The reader also works in solitude, the better to lose themselves completely in the work at hand. If done correctly, both reader and writer may share what is essentially an intimate experience, without that nagging issue of, you know, actually having to meet each other.
At a book signing, that invisible wall is broken, a situation which is understandable enough -- you read a book that resonates with you, it's logical to figure that you may share a kinship with the penner of said piece, a sort of long lost friend that, for whatever reason, you've yet to meet in person but have "understood" for years.
I didn't go to the store to see Reichs -- searching instead for a Charles Portis reissue -- but hundreds of other folks did, and the author greeted every one with a smile, asked their name, and thanked them for coming out. Books were proffered, scrawled on, and returned. Each person in line -- some for close to an hour -- got about 10 seconds of face time before another patron was hustled through.
After watching this awkward dance for a few seconds, I grabbed my book -- Gringos -- and got the hell out of there. If I'm meeting a "long lost friend," I want more than 10 seconds and a glorified ink-stamp to prove the meeting happened. Friends, like writers, will come and go. But time is irreplaceable.
A band called The Wylde Bunch opened up the X-ecutioners show at the Neighborhood Theatre on Saturday, which excited the Sam Peckinpah fan in me. Despite the complete absence of both William Holden and Ernest Borgnine, the band put on a solid show, full of the eclectic kind of hip-hop that might well take off like gangbusters were there some urban programmers with the nuts to play anything outside of the "slammin'est new tracks." And even though I was a little disappointed that this Wylde Bunch didn't go out with a submachine gun in a blaze of glory like their movie brethren, I was duly impressed.Next up was the all-female rap trio Northern State. The gals had been described to me as something of an early Beasties Boys-circa-Licensed to Ill, but reminded me more of Luscious Jackson. Their verbal interplay was nice, showing some serious linguistic dexterity -- hell, one of the gals was named Hesta Prynn, after Nathaniel Hawthorne's protagonist in The Scarlet Letter -- but was marred by the puzzling, and regrettable, tendency to say the word "Charlotte" every three seconds. ("Hey, Charlotte! Ain't that right, Charlotte? Sing it, Charlotte!" Gals: we're glad you know where you are, but do you have to keep reminding us?)
After Northern State (Hey, New York!) left at a little after midnight, so did I. As this went to press, I haven't heard how the X-ecutioners did, but I bet they killed it.
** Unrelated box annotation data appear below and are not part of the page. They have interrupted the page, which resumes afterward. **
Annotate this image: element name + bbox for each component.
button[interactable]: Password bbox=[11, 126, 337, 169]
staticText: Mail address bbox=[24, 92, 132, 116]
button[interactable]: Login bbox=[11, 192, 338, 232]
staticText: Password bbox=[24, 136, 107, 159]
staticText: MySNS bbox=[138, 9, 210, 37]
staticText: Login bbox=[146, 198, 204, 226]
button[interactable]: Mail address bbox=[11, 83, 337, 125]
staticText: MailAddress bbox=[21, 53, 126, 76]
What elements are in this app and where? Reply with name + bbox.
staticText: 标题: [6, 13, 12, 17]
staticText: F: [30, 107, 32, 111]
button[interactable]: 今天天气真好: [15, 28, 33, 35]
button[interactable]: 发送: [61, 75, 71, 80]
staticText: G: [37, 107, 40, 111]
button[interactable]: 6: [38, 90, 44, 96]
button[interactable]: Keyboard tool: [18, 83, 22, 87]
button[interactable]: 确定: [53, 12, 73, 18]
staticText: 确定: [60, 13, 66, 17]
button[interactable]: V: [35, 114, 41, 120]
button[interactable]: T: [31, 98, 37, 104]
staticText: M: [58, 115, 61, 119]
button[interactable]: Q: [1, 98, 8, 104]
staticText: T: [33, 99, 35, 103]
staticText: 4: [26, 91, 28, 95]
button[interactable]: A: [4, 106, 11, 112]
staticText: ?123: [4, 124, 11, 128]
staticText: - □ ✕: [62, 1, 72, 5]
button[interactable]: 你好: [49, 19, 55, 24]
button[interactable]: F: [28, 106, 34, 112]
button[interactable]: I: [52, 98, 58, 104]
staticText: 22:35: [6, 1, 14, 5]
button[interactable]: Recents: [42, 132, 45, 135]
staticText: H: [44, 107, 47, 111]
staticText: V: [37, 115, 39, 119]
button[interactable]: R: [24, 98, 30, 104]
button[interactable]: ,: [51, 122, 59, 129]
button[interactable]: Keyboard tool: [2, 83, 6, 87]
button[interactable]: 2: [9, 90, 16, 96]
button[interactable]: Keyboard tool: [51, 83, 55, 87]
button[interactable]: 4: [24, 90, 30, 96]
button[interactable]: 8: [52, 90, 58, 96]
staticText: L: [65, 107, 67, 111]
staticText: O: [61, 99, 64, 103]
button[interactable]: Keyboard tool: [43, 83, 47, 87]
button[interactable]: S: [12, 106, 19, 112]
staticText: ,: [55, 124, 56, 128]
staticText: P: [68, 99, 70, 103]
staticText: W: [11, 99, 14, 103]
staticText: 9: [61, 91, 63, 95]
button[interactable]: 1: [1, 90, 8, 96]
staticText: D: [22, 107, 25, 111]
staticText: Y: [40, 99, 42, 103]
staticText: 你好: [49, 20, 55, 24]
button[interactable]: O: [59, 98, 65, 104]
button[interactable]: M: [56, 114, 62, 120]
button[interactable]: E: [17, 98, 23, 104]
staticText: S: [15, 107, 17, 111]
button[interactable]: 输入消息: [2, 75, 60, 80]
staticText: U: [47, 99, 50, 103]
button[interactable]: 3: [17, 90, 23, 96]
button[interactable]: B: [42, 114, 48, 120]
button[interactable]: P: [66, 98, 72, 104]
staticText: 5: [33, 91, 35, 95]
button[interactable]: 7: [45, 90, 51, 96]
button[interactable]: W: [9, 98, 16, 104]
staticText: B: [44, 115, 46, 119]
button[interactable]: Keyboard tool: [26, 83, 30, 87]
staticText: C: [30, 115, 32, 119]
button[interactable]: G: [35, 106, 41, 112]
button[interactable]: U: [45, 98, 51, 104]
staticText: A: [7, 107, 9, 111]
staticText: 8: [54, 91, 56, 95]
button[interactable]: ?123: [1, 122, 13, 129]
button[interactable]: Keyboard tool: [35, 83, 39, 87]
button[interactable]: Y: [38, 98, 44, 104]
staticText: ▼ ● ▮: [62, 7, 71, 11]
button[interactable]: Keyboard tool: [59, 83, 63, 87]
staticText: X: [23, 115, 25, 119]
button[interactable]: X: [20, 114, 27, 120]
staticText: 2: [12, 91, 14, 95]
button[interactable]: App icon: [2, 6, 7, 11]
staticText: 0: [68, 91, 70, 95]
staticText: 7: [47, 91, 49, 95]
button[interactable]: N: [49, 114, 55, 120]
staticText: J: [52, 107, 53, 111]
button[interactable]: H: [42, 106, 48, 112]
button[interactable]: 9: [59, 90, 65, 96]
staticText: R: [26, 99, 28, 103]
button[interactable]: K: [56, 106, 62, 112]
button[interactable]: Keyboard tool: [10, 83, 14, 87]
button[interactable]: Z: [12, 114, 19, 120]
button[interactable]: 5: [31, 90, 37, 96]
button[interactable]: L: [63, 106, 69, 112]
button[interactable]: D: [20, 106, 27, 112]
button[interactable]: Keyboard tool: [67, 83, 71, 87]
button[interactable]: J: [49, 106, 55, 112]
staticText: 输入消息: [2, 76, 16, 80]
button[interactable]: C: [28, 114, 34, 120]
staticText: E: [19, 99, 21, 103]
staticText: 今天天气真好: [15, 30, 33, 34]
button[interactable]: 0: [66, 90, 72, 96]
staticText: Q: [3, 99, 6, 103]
On the second Saturday of each month throughout the summer, the "alleys" between the Design Center buildings in SouthEnd become the Historic SouthEnd Artist Alley, featuring paintings, jewelry, pottery, and all sorts of other home and body decorations.When I got there around noon, the place was still packed, despite all the asphalt and concrete conspiring to create a temperature that had to be in triple digits. The art was, um, pretty interesting -- lots of faux-folk-art-type stuff, golf course pictures, and the like -- but my favorites were the paintings of Jim DeMaine. His work was equal parts blocky abstraction and sports card realism, still life and real life. Looking for that special gift for the Pittsburgh Steelers fan in your life? Check out Jim's huge head shot portrait of Bill Cowher, which one could use as a modern art scarecrow to keep people out of your rec room on autumn Sundays. His Tiger Woods portrait? More accurate than Tiger himself has been recently.
The best way to top off your visit? Do like I did and walk down the block to the legendary Price's Chicken Coop and get yourself a bird to go. In an area more and more dedicated to the artistic sensibility, Price's fried chicken is Picasso in a brown paper bag.